Михаил Ланцов - Маршал 2
Впрочем, не все шло настолько гладко, как хотелось бы и часть японских солдат, испуганные обстрелом рванули вперед – прямо на заслон, который оказался слишком слаб, чтобы сдержать всех. Именно в этот момент шальная пуля, пробивает Михаилу Николаевичу левое плечо. Маршала тут же перевязывают и оттаскивают в эрзац-блиндаж, в котором заранее развернули полевой медпункт. Специфический, правда, блиндаж, который соорудили из специальных готовых гофрированных металлических листов-перекрытий, многократно упрощающих сооружение укрытий в местностях с нехваткой деревьев.

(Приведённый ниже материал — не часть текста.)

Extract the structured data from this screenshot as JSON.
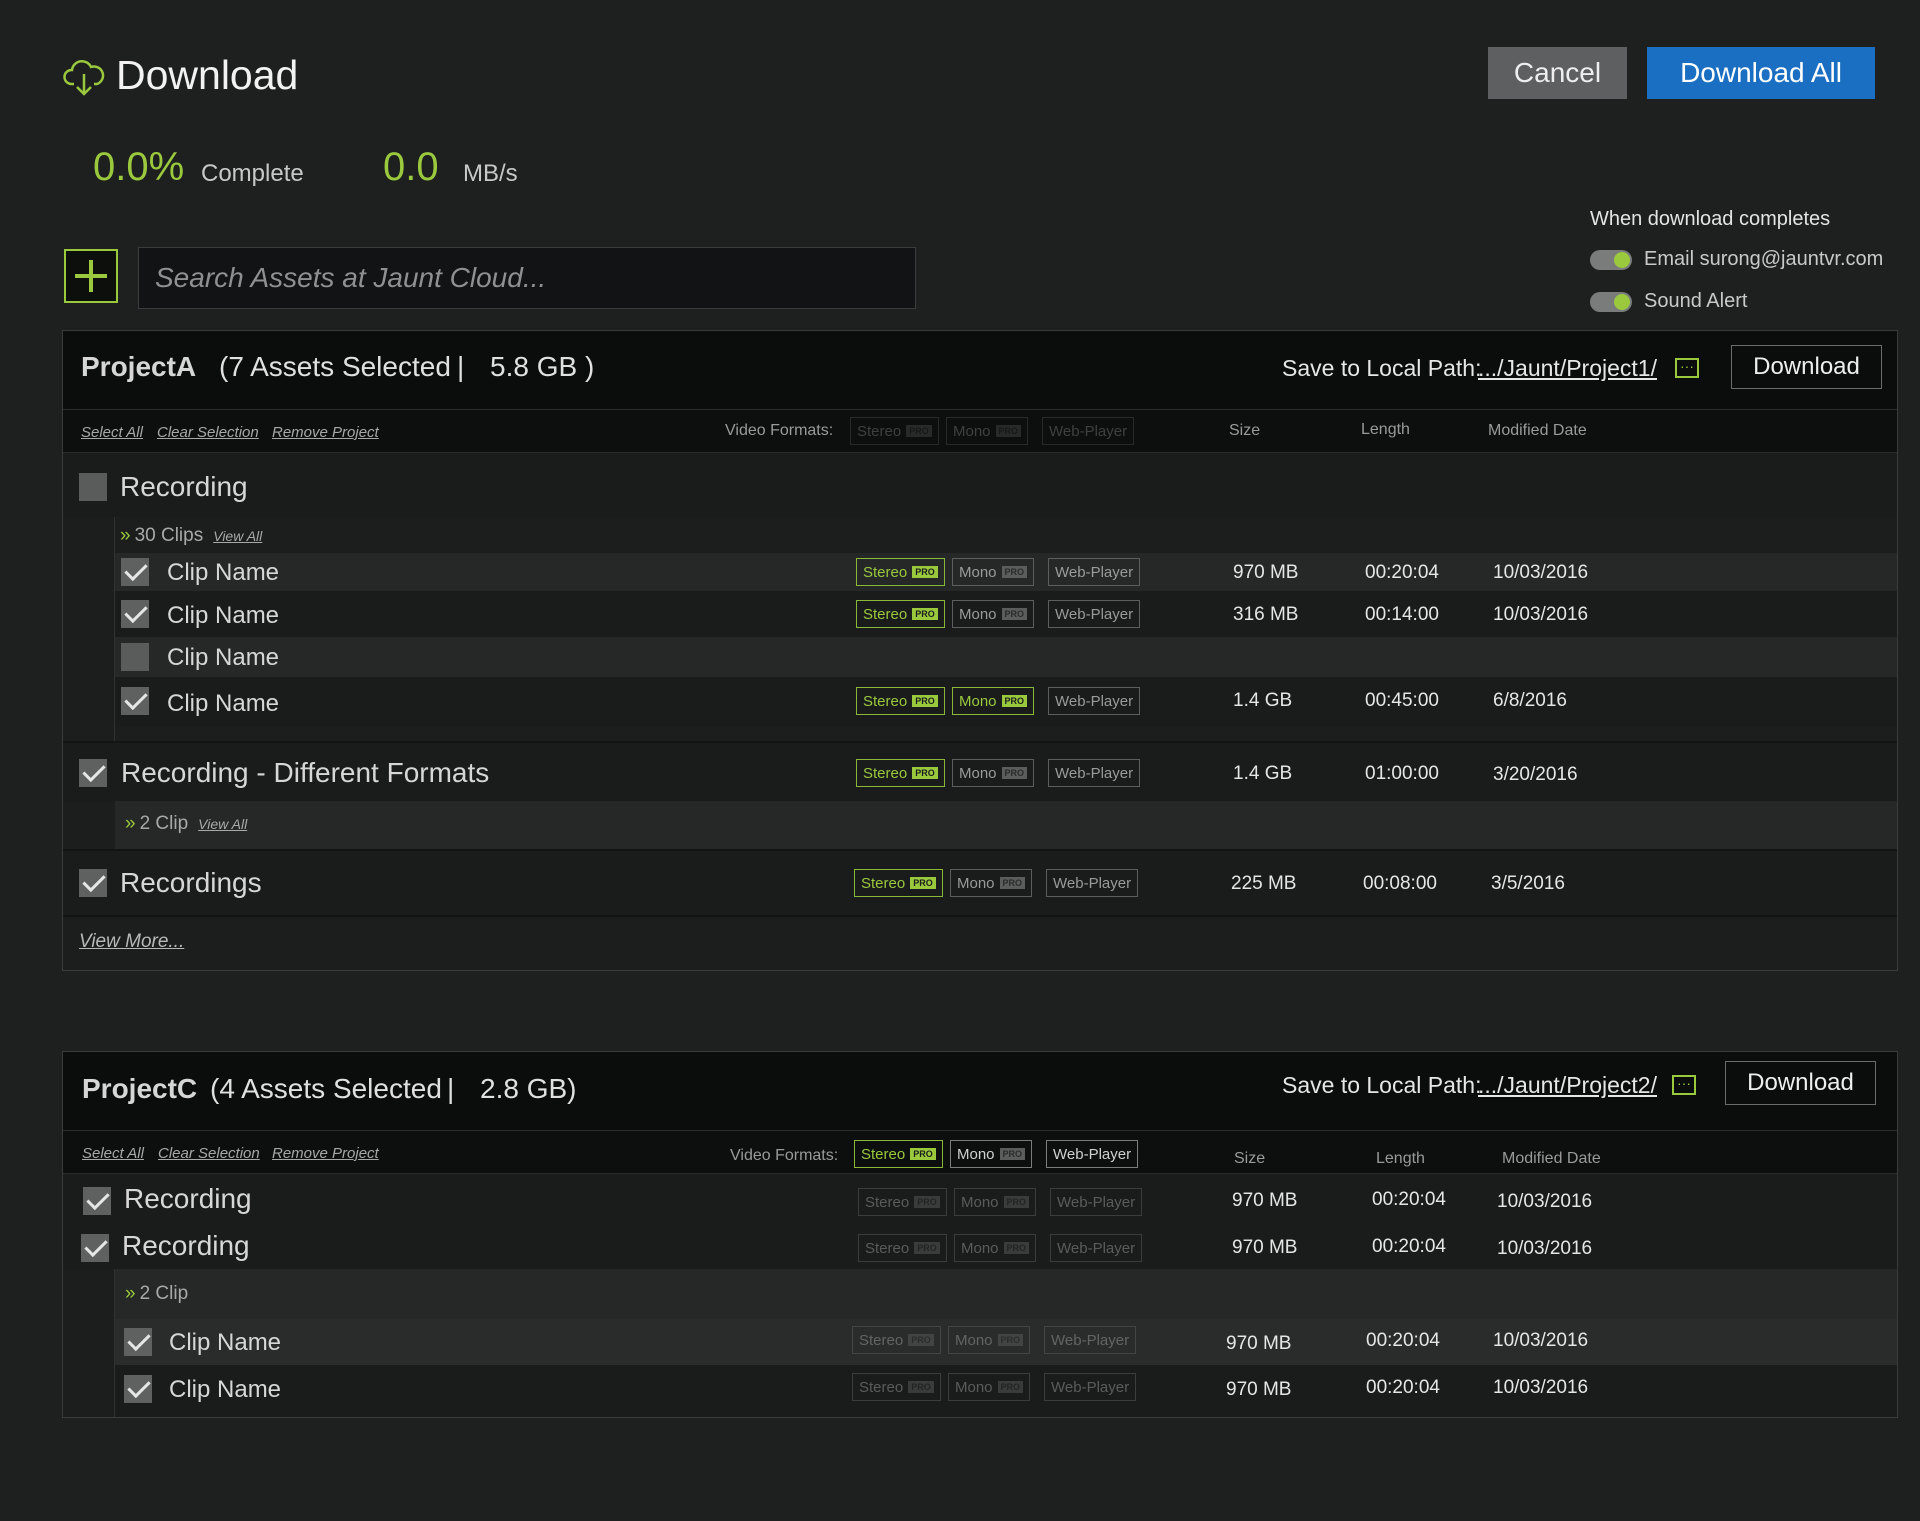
{
  "header": {
    "title": "Download",
    "cancel_label": "Cancel",
    "download_all_label": "Download All"
  },
  "stats": {
    "percent": "0.0%",
    "percent_label": "Complete",
    "rate": "0.0",
    "rate_unit": "MB/s"
  },
  "notify": {
    "title": "When download completes",
    "email_label": "Email surong@jauntvr.com",
    "sound_label": "Sound Alert"
  },
  "search": {
    "placeholder": "Search Assets at Jaunt Cloud..."
  },
  "common": {
    "select_all": "Select All",
    "clear_selection": "Clear Selection",
    "remove_project": "Remove Project",
    "video_formats": "Video Formats:",
    "col_size": "Size",
    "col_length": "Length",
    "col_modified": "Modified Date",
    "save_label": "Save to Local Path:",
    "download_label": "Download",
    "fmt_stereo": "Stereo",
    "fmt_mono": "Mono",
    "fmt_web": "Web-Player",
    "pro": "PRO",
    "view_all": "View All",
    "view_more": "View More..."
  },
  "projectA": {
    "name": "ProjectA",
    "assets": "(7 Assets Selected",
    "sep": "|",
    "size": "5.8 GB )",
    "path": ".../Jaunt/Project1/",
    "group1": {
      "name": "Recording",
      "clips_count": "30 Clips",
      "clips": [
        {
          "name": "Clip Name",
          "size": "970 MB",
          "length": "00:20:04",
          "date": "10/03/2016"
        },
        {
          "name": "Clip Name",
          "size": "316 MB",
          "length": "00:14:00",
          "date": "10/03/2016"
        },
        {
          "name": "Clip Name"
        },
        {
          "name": "Clip Name",
          "size": "1.4 GB",
          "length": "00:45:00",
          "date": "6/8/2016"
        }
      ]
    },
    "group2": {
      "name": "Recording - Different Formats",
      "size": "1.4 GB",
      "length": "01:00:00",
      "date": "3/20/2016",
      "clips_count": "2 Clip"
    },
    "group3": {
      "name": "Recordings",
      "size": "225 MB",
      "length": "00:08:00",
      "date": "3/5/2016"
    }
  },
  "projectC": {
    "name": "ProjectC",
    "assets": "(4 Assets Selected",
    "sep": "|",
    "size": "2.8 GB)",
    "path": ".../Jaunt/Project2/",
    "rows": [
      {
        "name": "Recording",
        "size": "970 MB",
        "length": "00:20:04",
        "date": "10/03/2016"
      },
      {
        "name": "Recording",
        "size": "970 MB",
        "length": "00:20:04",
        "date": "10/03/2016"
      }
    ],
    "clips_count": "2 Clip",
    "clips": [
      {
        "name": "Clip Name",
        "size": "970 MB",
        "length": "00:20:04",
        "date": "10/03/2016"
      },
      {
        "name": "Clip Name",
        "size": "970 MB",
        "length": "00:20:04",
        "date": "10/03/2016"
      }
    ]
  }
}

Ранение оказалось не страшным, но Тухачевский, впрочем, довольно быстро потерял сознание и отключился, как показалось врачам. Но на самом деле он просто расслабился и заснул, ибо сказалось переутомление последних дней.
Ему снился странный сон – будто он в сильно потрепанной одежде стоит на холме с огромным дубом на его вершине. А вся земля вокруг завалена трупами воинов в старинных доспехах или без них. Отрубленные руки, ноги, головы, кишки, раскиданные по траве, кровь… и много оружия, что совершенно ржавого, что относительного приличного на вид. Небо было пасмурным и серым. И летающие на его фоне большие черные вороны создавали тяжелую гнетущую атмосферу с эффектом сказки. Мистики.
Вдруг Михаил Николаевич краем глаза заметил какое-то движение, резко обернулся и замер – в сотне метров от него стоял человек в старом, сером балахоне, укрывающем его с головой, и большим посохом в руке.
– Кто вы?! – Крикнул маршал, пытаясь перекричать легкий шелестящий ветер и карканье ворон. – Что это за место?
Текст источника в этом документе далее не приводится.